Our all-time rivals, according to 2002 figures, have 7,644 M-1 Abrams combat tanks of all types. Aside from thermal sights, all of them are equipped with automatic digital fire control systems. And their propulsion machinery includes an automatic transmission gear we still cannot produce and a 1,500 hp diesel.

Statistics show that India's armed forces have more than 300 T-90 tanks, of which 186 were supplied by Russia and 140 assembled in India under a license. Under a 2001 treaty, India is to manufacture another 1,000 of these tanks.

In March 2006, the media reported the sale of 180 T-90SA tanks to Algeria. In the same year, Russia finalized contracts with Libya (figures unavailable), Morocco, and an order for an additional 330 vehicles for India.

Reports are coming in about contracts also being signed with Iran and Syria.

That's statistics for you. Almost the same can be said of the Iskander high-precision tactile missile system meant for ground forces and equipped with stealth devices and air defense shields.

To date, Russian troops have only one battalion (12 launchers) of this system in the North Caucasus. Their batch production is running up against difficulties and rearmament deadlines are being pushed further and further back.
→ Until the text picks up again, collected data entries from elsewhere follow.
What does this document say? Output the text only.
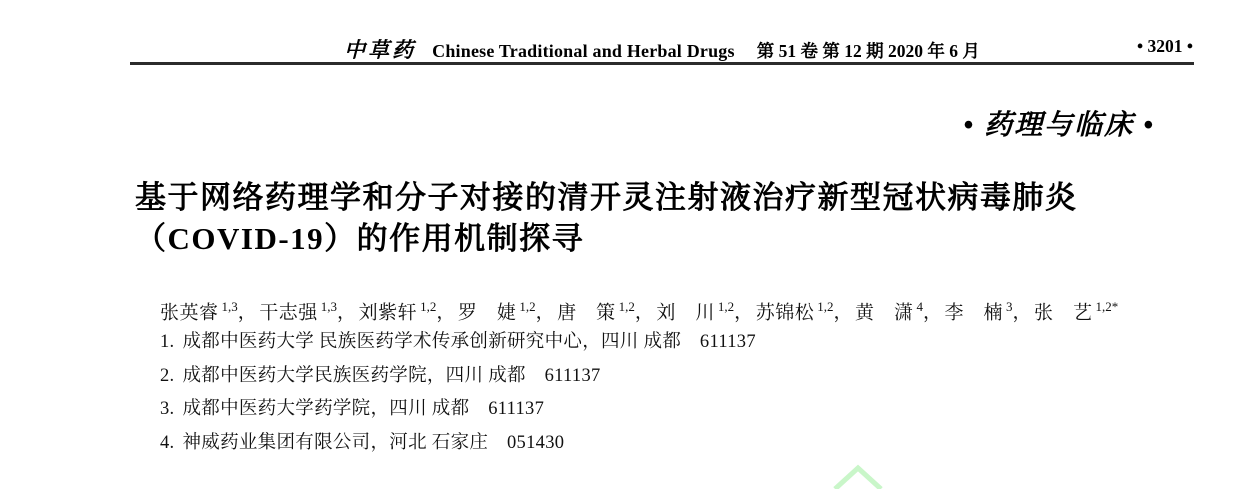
中草药 Chinese Traditional and Herbal Drugs 第 51 卷 第 12 期 2020 年 6 月	• 3201 •
• 药理与临床 •
基于网络药理学和分子对接的清开灵注射液治疗新型冠状病毒肺炎
（COVID-19）的作用机制探寻
张英睿 $^{1,3}$， 干志强 $^{1,3}$， 刘紫轩 $^{1,2}$， 罗　婕 $^{1,2}$， 唐　策 $^{1,2}$， 刘　川 $^{1,2}$， 苏锦松 $^{1,2}$， 黄　潇 $^4$， 李　楠 $^3$， 张　艺 $^{1,2*}$
1. 成都中医药大学 民族医药学术传承创新研究中心，四川 成都　611137
2. 成都中医药大学民族医药学院，四川 成都　611137
3. 成都中医药大学药学院，四川 成都　611137
4. 神威药业集团有限公司，河北 石家庄　051430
How could it be otherwise if, according to Yury Koptev, head of the Industry and Energy Ministry's defense industry department, speaking in January last year, over 80% of Russia's defense industry fixed assets have depreciated?

It would be a very fitting occasion to use now Hugo Chavez's hefty price paid for Russia's Kalashnikov rifles to help appreciate the fixed assets.

But it seems the export earnings, if they are paid at all, flow into other pockets, skipping the defense sector's meager coffers.

The Iskanders, meanwhile, are destined for a truly unique future. Russian troops will not have access to them. There are plans to export these systems, each costing an estimated $25 million, to Belarus as a response to American plans to deploy a missile defense system in Europe.

An excellent idea, but perhaps only Lukashenko knows what it has to do with the rearmament of the Russian armed forces.

The opinions expressed in this article are the author's and do not necessarily represent those of RIA Novosti.